By Simon Kuper
Simon & Schuster, £16.99
Arthur Hopcraft's book, The Football Man came out in 1968, the year in which 33,785 spectators watched Aston Villa lose to Queen's Park Rangers on the last day of the season. Had it not been for my heartless parents, the total would have been 33,786. All right, so it was my barmitzvah that day, but I could have got home in time for the party.
In the years that followed, and as my team sank lower and lower, The Football Man was to provide great solace. A veteran reporter on the circuit, Hopcraft had actually pulled off a very modern trick. Instead of responding to the quotidian demands of sports editors, he described honestly and lyrically the people who inhabited the (then) dusty corridors of club football - players, managers, referees and directors - in a style that chimed perfectly with the burgeoning sociological analysis of the late 1960s.
It was not all positive. The Football Man paved the way for a legion of smart alecs, myself included, to take up their typewriters and, you know, really plunge into the heart and soul of the game. Hopcraft had shown us that football was not only a cause, but a circus in which the real stories took place away from the public gaze.
So when I read Simon Kuper's introduction to The Football Men, acknowledging his debt to Hopcraft, and recalled Kuper's previous titles, all of them dauntingly impressive, I naturally expected a masterly postmodern take on the old classic. Instead of which the book turns out to be no more than a collection of Kuper's writings, most of them on individual players, but also including the film-maker, the late Anthony Minghella, all of which have appeared in various publications since 1997.
But then I read on and ended up relieved.
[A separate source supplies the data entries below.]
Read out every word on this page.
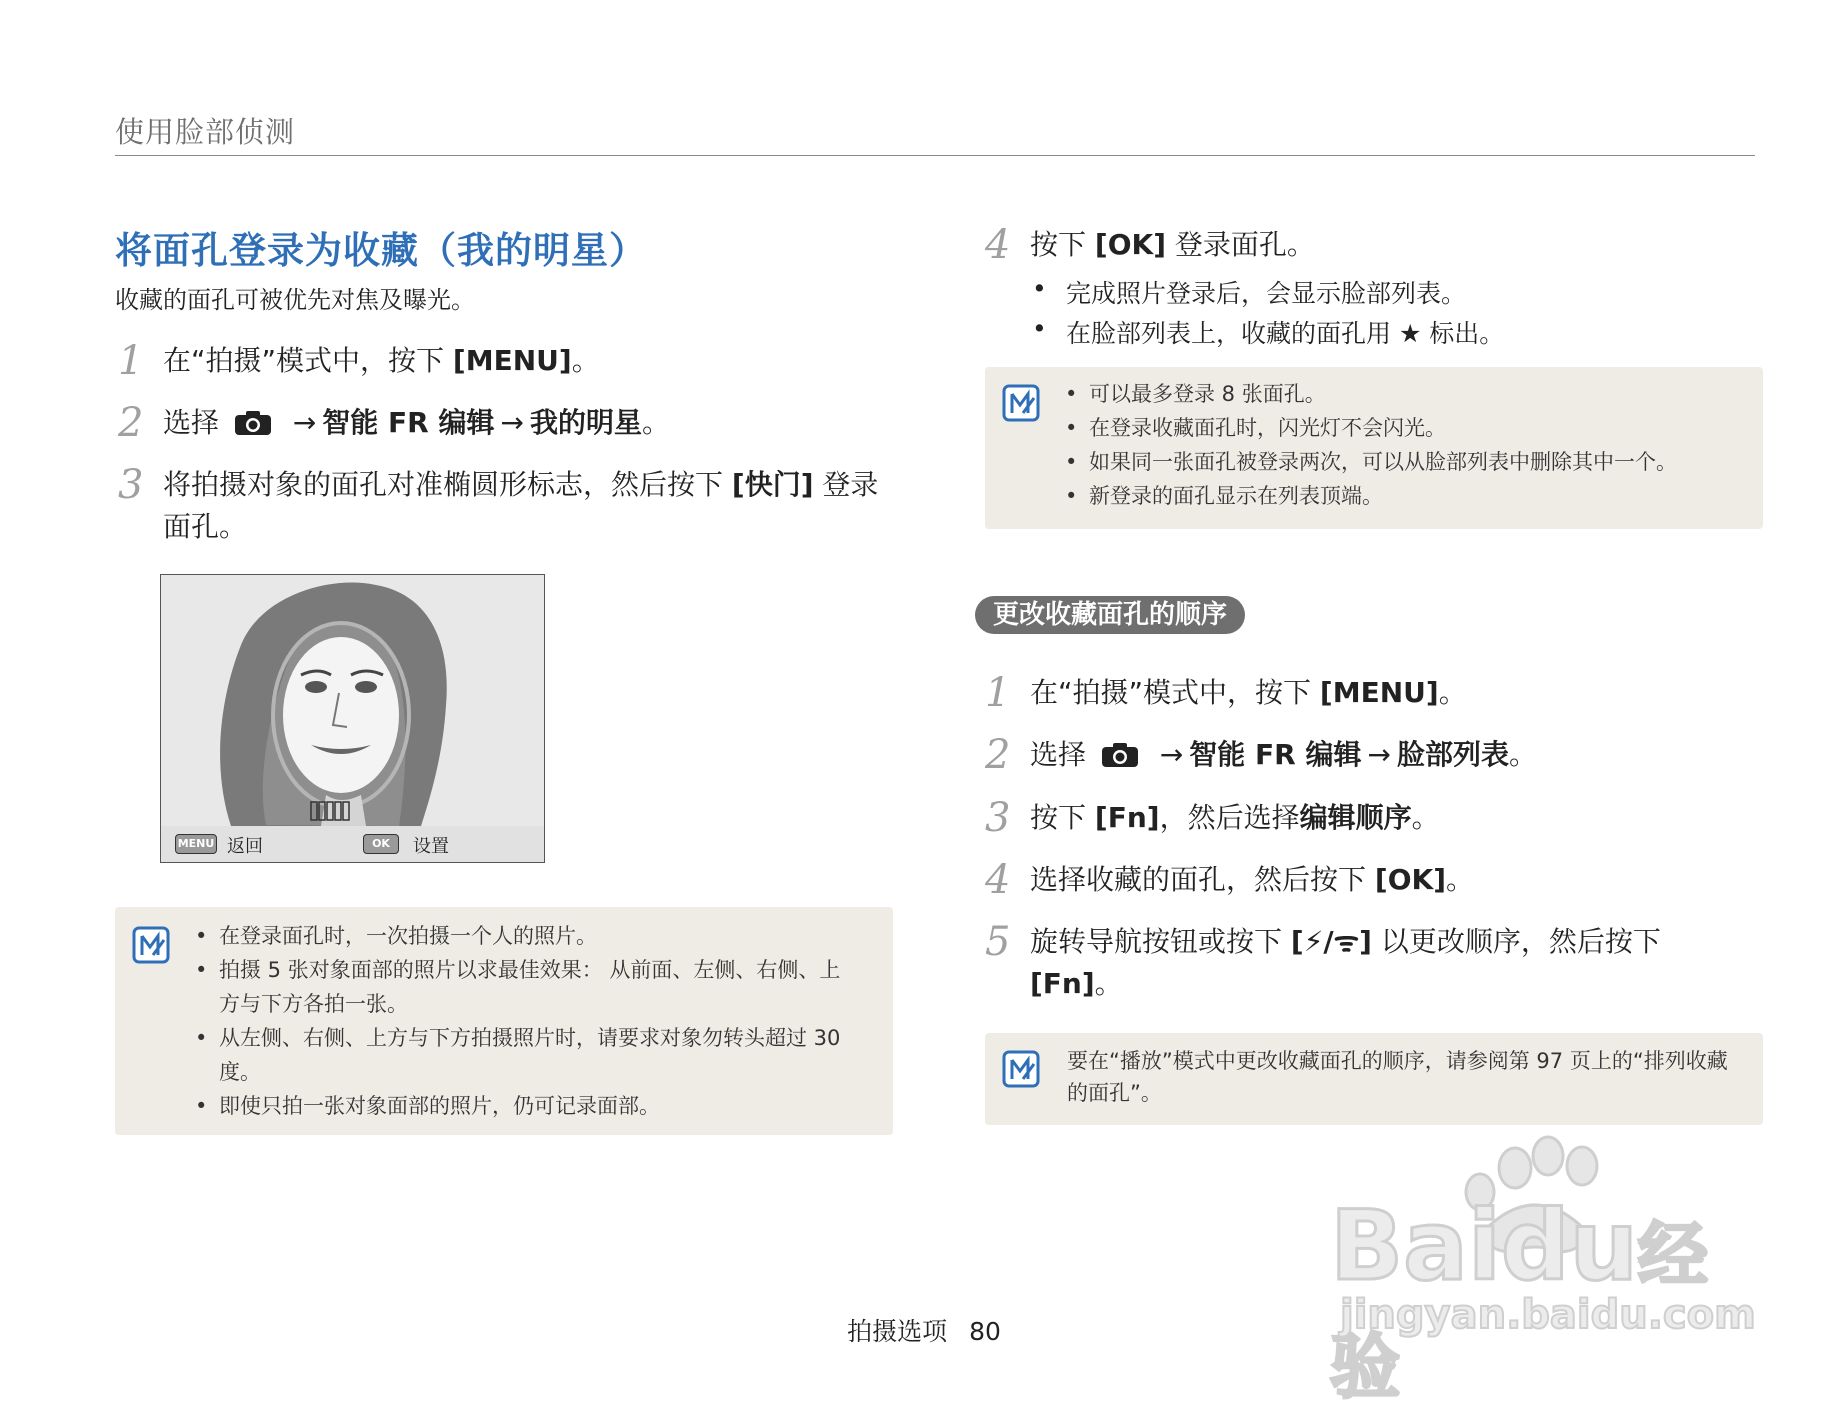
使用脸部侦测
将面孔登录为收藏（我的明星）
收藏的面孔可被优先对焦及曝光。
1 在“拍摄”模式中，按下 [MENU]。
2 选择	→ 智能 FR 编辑 → 我的明星。
3 将拍摄对象的面孔对准椭圆形标志，然后按下 [快门] 登录面孔。
MENU 返回	OK	设置
• 在登录面孔时，一次拍摄一个人的照片。
• 拍摄 5 张对象面部的照片以求最佳效果： 从前面、左侧、右侧、上方与下方各拍一张。
• 从左侧、右侧、上方与下方拍摄照片时，请要求对象勿转头超过 30 度。
• 即使只拍一张对象面部的照片，仍可记录面部。
4 按下 [OK] 登录面孔。
• 完成照片登录后，会显示脸部列表。
• 在脸部列表上，收藏的面孔用 ★ 标出。
• 可以最多登录 8 张面孔。
• 在登录收藏面孔时，闪光灯不会闪光。
• 如果同一张面孔被登录两次，可以从脸部列表中删除其中一个。
• 新登录的面孔显示在列表顶端。
更改收藏面孔的顺序
1 在“拍摄”模式中，按下 [MENU]。
2 选择	→ 智能 FR 编辑 → 脸部列表。
3 按下 [Fn]，然后选择编辑顺序。
4 选择收藏的面孔，然后按下 [OK]。
5 旋转导航按钮或按下 [⚡/ᯤ] 以更改顺序，然后按下 [Fn]。
要在“播放”模式中更改收藏面孔的顺序，请参阅第 97 页上的“排列收藏的面孔”。
拍摄选项 80
Baidu经验
jingyan.baidu.com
As Kuper - one of the best of several contemporary Jewish soccer scribes - admits, unlike in Hopcraft's day, we need hardly be reminded of football's importance any more. Or of how, the more important it has become, the more ludicrous it grows.
Kuper has two main strengths. Born in Africa, raised in Holland and a resident of numerous American and European cities, currently Paris, he never shrinks from pricking parochial sensibilities. The British, he points out in a piece on Wayne Rooney, much prefer ugly footballers to pretty ones, like Beckham or Owen. At the same time, Kuper laces this weltanschauung with the devilment of an English satirist. The German Lothar Matthäus inhabits a particularly comic interlude. (He is obsessed with mobile phones.) Equally, encounters with the likes of Rivaldo and Glenn Hoddle make one wonder how any talented player can field the attention this brings, yet remain sane in the process. Especially when confronted by reporters like Kuper who insist on asking awkward questions.
That is of course half the shtick, so that when the modern football man lets slip another cliché, we readers can comfort ourselves with the thought that, hey, even if we had been a bit more talented as kids, a bit braver; even if we had made the grade, how banal a social morass we would have been dropped into.
Kuper admits that he has now given up chasing interviews with footballers. Not worth the humiliation. But this begs the question, in the increasingly ring-fenced, sponsor-patrolled heights of the professional game, how intelligent writers will find enough interesting material to nourish discerning readers.
Arthur Hopcraft pretty much gave up football after The Football Man appeared in 1968, going on to an illustrious career writing screenplays. So what next for Kuper? There is a clue at the end of this entertaining and often hilarious assortment, and in his more recent news features in the Financial Times. But, as the author is always ready to remind us, in football as in life, it could go either way.